He said: “We have had so much encouragement and cheers from people who would be very remote from a place like this and what we stand for. They like the beer.”

The monks, he said, consulted industry experts and Trappist breweries, before deciding in 2014 to make their own beer.

The refectory, kitchen and laundry were relocated to make space for a brewery, and the cow sheds were converted into a warehouse.

The monks were advised not to try to make an imitation Belgian beer, but to “lean on the tradition” of English ale, Father Varden said.

Using only English barley and hops and a strain of English yeast, the result is a twice-fermented, full-bodied mahogany-colored beer, both sweet and bitter in taste, and with an alcohol volume of 7.4 percent.

Cistercian Brother Martin poses with bottles of Tynt Meadow English Trappist Ale in the brewery at Mount St. Bernard Abbey July 11 in Leicestershire, England. (CNS photo/Simon Caldwell)

Food and drink critics have praised the beer, with one telling the British Broadcasting Corp. that it was “seriously nice.”

Father Varden said Tynt Meadow was a comparatively strong beer within the British market but was nevertheless “significantly below the 10 or 11 percent” sometimes brewed by monks in continental Europe.

He added: “It presupposes responsible drinking. It is not a beer to be quaffed. It lends itself very well as a culinary beer, a beer to be drank with good food.”

The brewery is just the 12th in the world to be allowed to call itself Trappist after conforming to the standards of the International Trappist Association.

Six of the other Trappist breweries are located in Belgium, two in the Netherlands and one each in the U.S., Austria and Italy.

To qualify as a Trappist brewery, the beer must be brewed by the monks, but the operation must be of secondary importance to their way of life.

Also, the beer must not be brewed for profit but only to sustain the life of the community and to support charitable causes.

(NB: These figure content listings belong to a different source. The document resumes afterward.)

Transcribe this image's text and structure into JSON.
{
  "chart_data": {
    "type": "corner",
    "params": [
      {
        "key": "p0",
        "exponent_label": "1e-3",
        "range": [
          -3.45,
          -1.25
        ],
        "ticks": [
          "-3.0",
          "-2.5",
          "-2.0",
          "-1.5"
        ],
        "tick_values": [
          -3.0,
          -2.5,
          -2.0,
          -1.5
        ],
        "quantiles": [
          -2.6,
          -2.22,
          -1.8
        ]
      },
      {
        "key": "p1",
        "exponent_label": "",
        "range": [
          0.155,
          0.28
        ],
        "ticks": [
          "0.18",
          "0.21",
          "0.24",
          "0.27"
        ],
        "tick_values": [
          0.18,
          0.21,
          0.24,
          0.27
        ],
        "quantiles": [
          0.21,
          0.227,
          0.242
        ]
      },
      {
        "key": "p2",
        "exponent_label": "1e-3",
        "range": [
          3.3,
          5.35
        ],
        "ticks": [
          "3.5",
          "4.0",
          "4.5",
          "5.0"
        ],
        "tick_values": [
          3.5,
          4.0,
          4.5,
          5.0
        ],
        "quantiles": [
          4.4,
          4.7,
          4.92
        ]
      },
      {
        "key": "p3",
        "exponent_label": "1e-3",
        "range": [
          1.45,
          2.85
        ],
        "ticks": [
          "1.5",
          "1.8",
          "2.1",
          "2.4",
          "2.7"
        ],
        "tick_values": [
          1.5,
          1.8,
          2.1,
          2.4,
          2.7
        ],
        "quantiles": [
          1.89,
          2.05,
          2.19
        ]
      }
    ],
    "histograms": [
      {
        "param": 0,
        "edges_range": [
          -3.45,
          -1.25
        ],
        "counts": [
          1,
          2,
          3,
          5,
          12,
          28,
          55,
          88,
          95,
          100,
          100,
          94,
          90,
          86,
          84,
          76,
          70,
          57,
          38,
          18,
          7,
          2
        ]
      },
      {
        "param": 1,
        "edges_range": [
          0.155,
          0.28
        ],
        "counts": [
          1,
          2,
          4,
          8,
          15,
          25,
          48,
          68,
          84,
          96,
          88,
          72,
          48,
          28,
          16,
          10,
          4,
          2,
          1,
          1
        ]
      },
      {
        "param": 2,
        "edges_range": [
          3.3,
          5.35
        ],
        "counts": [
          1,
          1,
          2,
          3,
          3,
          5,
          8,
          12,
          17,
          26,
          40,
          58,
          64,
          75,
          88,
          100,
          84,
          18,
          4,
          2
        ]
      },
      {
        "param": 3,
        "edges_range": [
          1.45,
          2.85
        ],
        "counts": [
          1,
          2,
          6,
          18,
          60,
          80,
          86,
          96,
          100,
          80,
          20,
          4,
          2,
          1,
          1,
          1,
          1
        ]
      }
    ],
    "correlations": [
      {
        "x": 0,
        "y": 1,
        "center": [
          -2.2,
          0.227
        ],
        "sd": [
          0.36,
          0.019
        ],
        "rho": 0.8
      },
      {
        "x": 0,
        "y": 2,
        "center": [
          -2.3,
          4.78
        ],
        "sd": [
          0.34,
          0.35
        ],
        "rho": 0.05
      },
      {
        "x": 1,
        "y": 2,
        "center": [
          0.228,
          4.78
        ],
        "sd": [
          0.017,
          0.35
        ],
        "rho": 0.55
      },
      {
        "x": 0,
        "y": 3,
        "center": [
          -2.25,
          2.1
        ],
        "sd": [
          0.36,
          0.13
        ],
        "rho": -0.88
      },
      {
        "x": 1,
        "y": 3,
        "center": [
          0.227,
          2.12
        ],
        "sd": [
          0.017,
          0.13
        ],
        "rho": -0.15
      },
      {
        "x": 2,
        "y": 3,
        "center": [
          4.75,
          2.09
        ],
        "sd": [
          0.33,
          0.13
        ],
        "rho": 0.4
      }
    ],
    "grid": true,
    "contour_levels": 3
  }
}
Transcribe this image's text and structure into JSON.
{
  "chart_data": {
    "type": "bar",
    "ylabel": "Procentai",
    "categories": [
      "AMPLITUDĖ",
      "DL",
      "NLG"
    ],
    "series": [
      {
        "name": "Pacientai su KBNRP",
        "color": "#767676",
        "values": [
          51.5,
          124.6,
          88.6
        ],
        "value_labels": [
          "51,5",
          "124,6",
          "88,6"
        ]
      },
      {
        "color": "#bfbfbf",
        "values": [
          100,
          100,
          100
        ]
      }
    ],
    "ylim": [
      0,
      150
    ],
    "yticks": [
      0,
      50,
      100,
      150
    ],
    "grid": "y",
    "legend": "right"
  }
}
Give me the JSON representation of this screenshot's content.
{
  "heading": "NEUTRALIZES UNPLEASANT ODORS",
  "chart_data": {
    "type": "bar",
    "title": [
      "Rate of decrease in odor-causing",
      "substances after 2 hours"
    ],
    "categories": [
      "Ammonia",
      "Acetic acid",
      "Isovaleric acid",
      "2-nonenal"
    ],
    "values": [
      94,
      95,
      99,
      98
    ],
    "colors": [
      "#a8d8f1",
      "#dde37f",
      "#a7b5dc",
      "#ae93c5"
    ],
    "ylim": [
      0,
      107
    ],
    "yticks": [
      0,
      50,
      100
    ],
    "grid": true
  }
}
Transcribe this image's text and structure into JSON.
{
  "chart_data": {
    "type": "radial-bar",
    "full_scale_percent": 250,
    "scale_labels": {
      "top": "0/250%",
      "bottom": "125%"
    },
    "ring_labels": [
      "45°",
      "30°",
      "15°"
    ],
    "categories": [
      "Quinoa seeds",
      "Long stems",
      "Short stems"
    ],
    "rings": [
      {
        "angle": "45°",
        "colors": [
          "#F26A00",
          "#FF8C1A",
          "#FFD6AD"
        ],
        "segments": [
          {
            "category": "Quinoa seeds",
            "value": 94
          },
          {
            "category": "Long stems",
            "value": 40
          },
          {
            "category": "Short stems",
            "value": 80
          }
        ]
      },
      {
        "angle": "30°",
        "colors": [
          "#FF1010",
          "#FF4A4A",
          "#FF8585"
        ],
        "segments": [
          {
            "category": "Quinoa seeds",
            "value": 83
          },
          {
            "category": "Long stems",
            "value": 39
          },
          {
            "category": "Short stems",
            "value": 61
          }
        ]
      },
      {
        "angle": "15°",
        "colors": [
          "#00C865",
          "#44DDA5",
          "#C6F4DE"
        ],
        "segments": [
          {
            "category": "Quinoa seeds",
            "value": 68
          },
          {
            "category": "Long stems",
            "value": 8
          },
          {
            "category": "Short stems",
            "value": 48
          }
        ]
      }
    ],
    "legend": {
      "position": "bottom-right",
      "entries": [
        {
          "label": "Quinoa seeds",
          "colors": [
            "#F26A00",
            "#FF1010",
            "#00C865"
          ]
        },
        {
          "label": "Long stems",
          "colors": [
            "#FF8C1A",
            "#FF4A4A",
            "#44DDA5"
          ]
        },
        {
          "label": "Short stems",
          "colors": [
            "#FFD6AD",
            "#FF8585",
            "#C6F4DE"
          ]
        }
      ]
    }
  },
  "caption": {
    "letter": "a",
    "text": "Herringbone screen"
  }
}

“A lot of people assume that in a place like this we get coffers of gold sent to us from the Vatican by Parcelforce every quarter,” said Father Varden.

“It would be nice if they came, but we depend on the work of our hands to ensure the upkeep of this place and to try to be good stewards,” he continued.

He added: “We needed a sector of work commensurate with our present reality. Brewing was one of the options on the drawing board and ended up seeming the most attractive option.”

The font for the labels for the Tynt Meadow beers follows a 12th-century Cistercian script, and the logo depicts the three lancet windows visible on each side of the tower of the English Gothic-style abbey church.